A lo largo de la historia se hacen diversas referencias al ajedrez. Su hermano Armando tiene un tablero en su cuarto y juega con frecuencia. De hecho, prácticamente todo lo que hace es jugar al ajedrez o entregarse a la molicie. Esto lleva a Ludo a preguntarse si su hermano no será una suerte de sabio o de filósofo: «un libro inútil, una partida de ajedrez, un cine por las noches y luego la cama solitaria»; así es su vida.
Ludo también se deja arrastrar por el juego en «tormentosos torneos» disputados con sus amigos bien provistos de alcohol y de tabaco.

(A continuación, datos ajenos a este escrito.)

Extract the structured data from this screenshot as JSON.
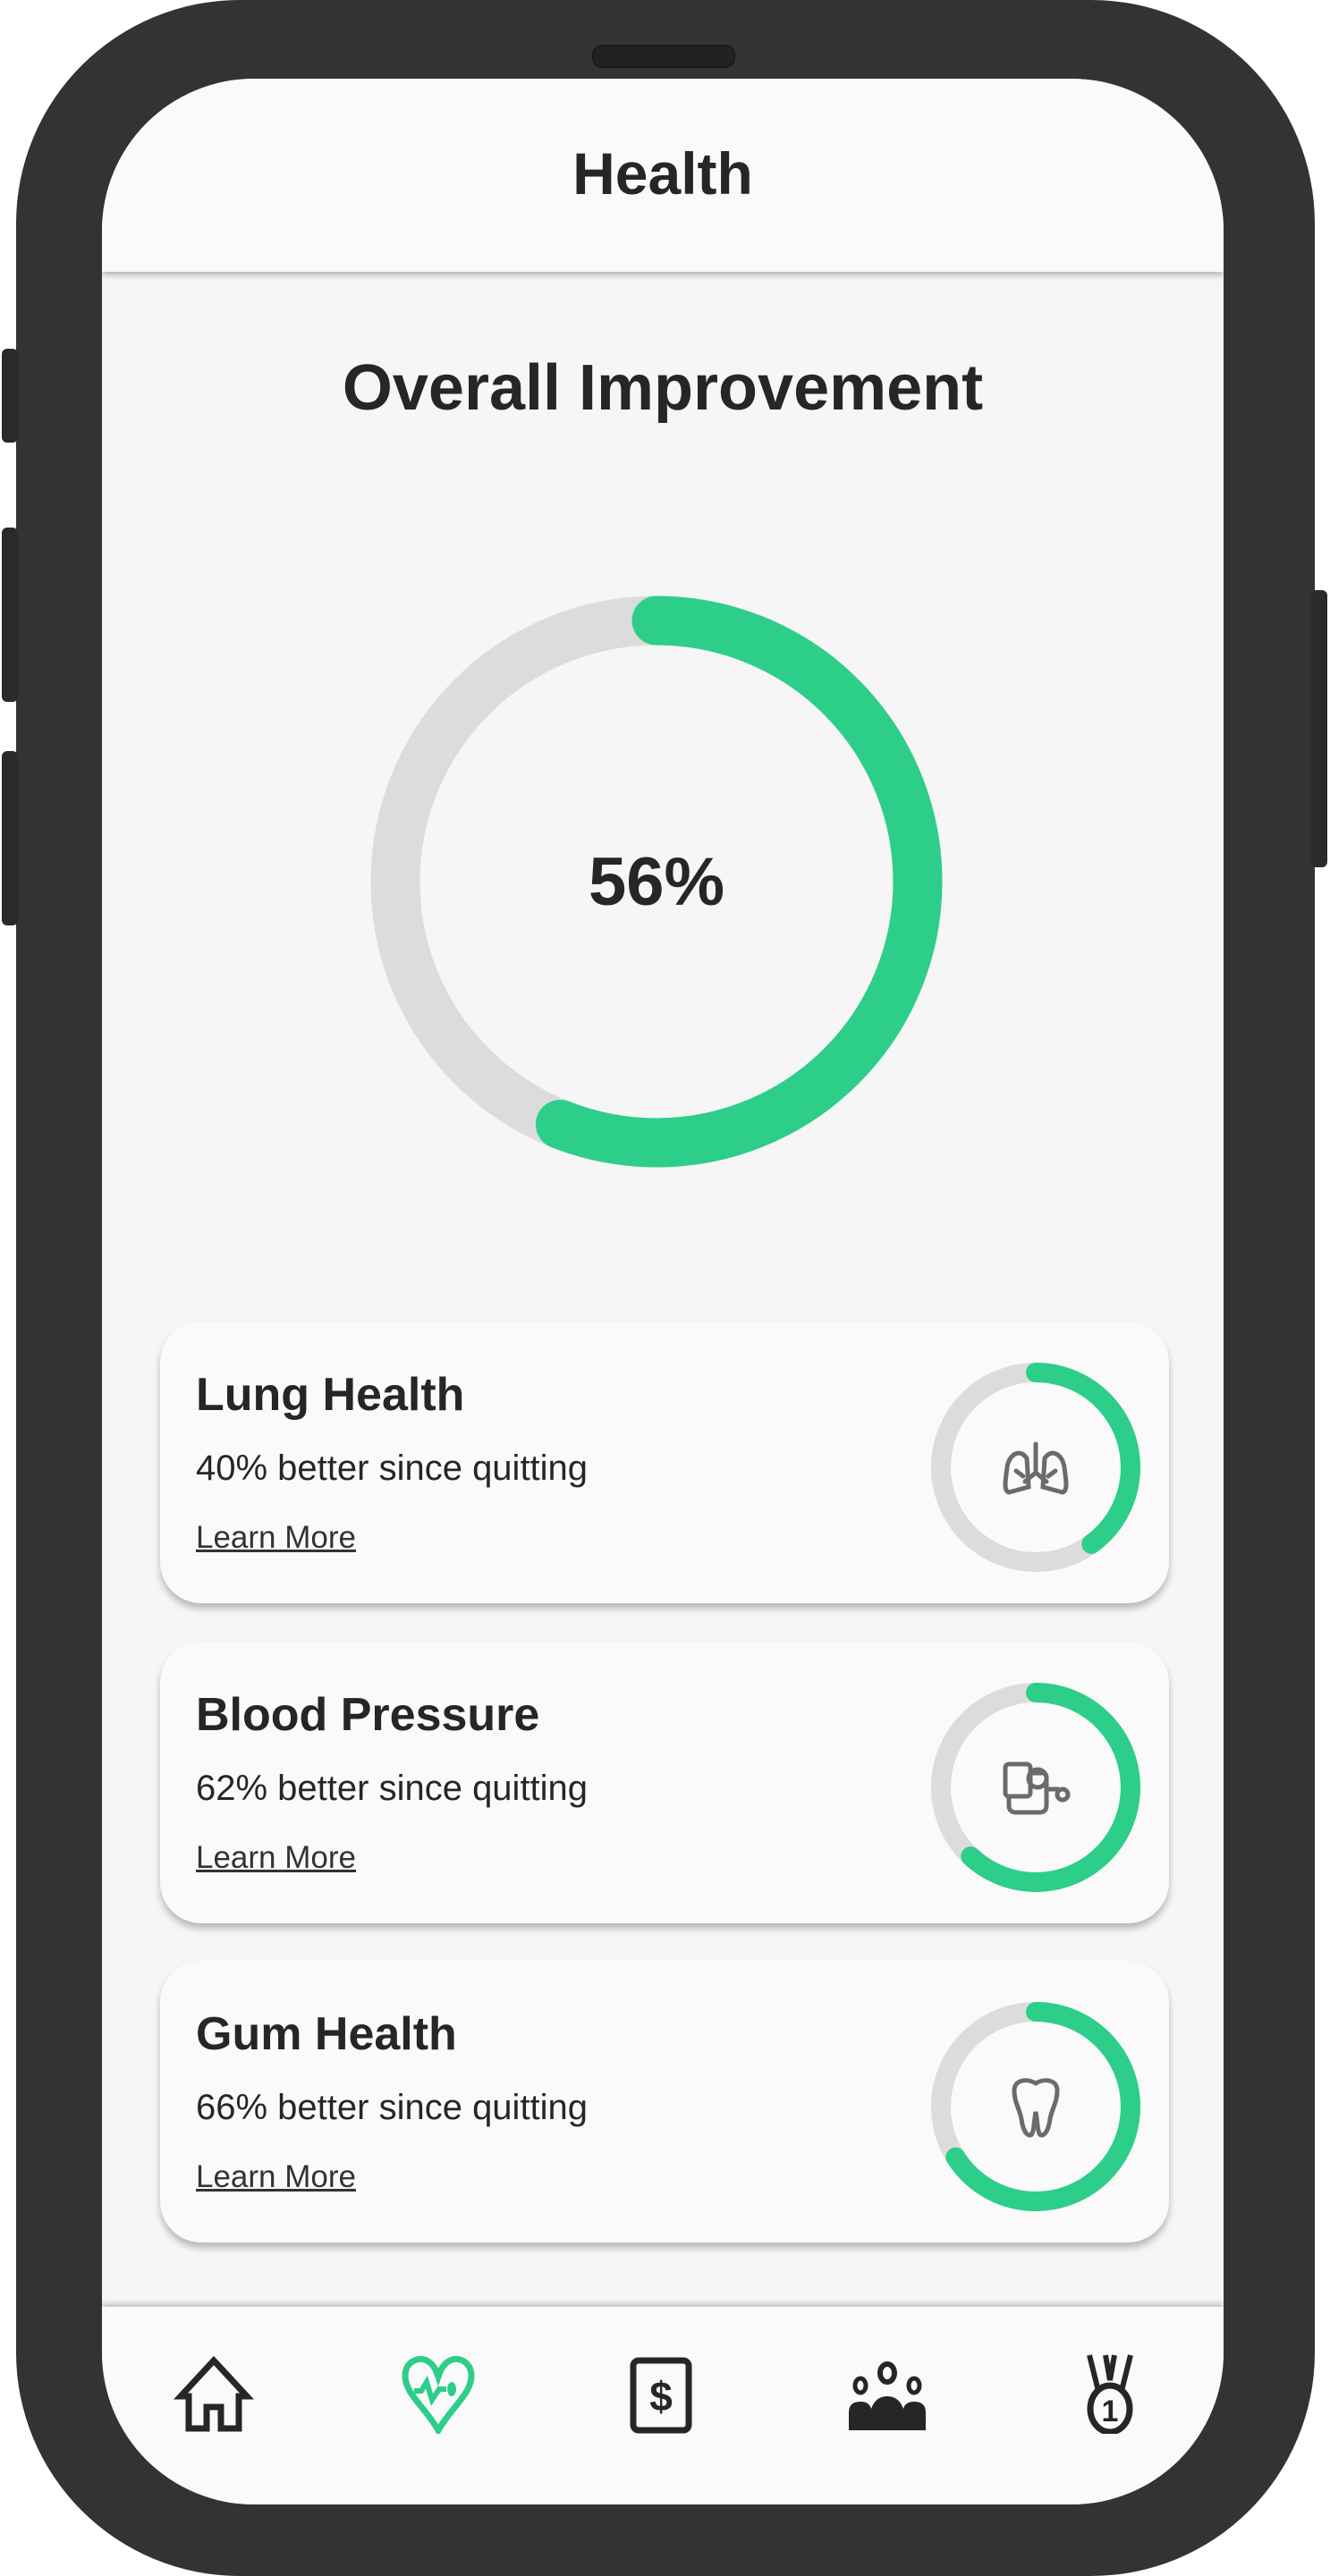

En medio de la deriva que lleva su existencia...
...Ludo se aprestaba a echar una mirada al tablero, pensando en ese momento que el atractivo de este juego consistía en que nos daba una imagen simplificada de la vida, sometida a reglas estrictas y perfectamente lógicas.
Así pues, como se ha especulado con frecuencia sobre determinados caracteres obsesionados con el ajedrez, lo que Ludo encontraba en el tablero era lo que no encontraba en la vida: orden. La posiblidad de una existencia vicaria, en un mundo ordenado, limpio y mensurable. Según avanza en su proceso autodestructivo, incide en la misma idea.
Allí está el secreto, pensó Ludo al pasar por delante del cuarto de Armando, se convierte la vida en piezas, se la miniaturiza, se la vive cada vez sobre el tablero, se la reproduce, se la corrige, se le encuentra una explicación, en una palabra, se la domina.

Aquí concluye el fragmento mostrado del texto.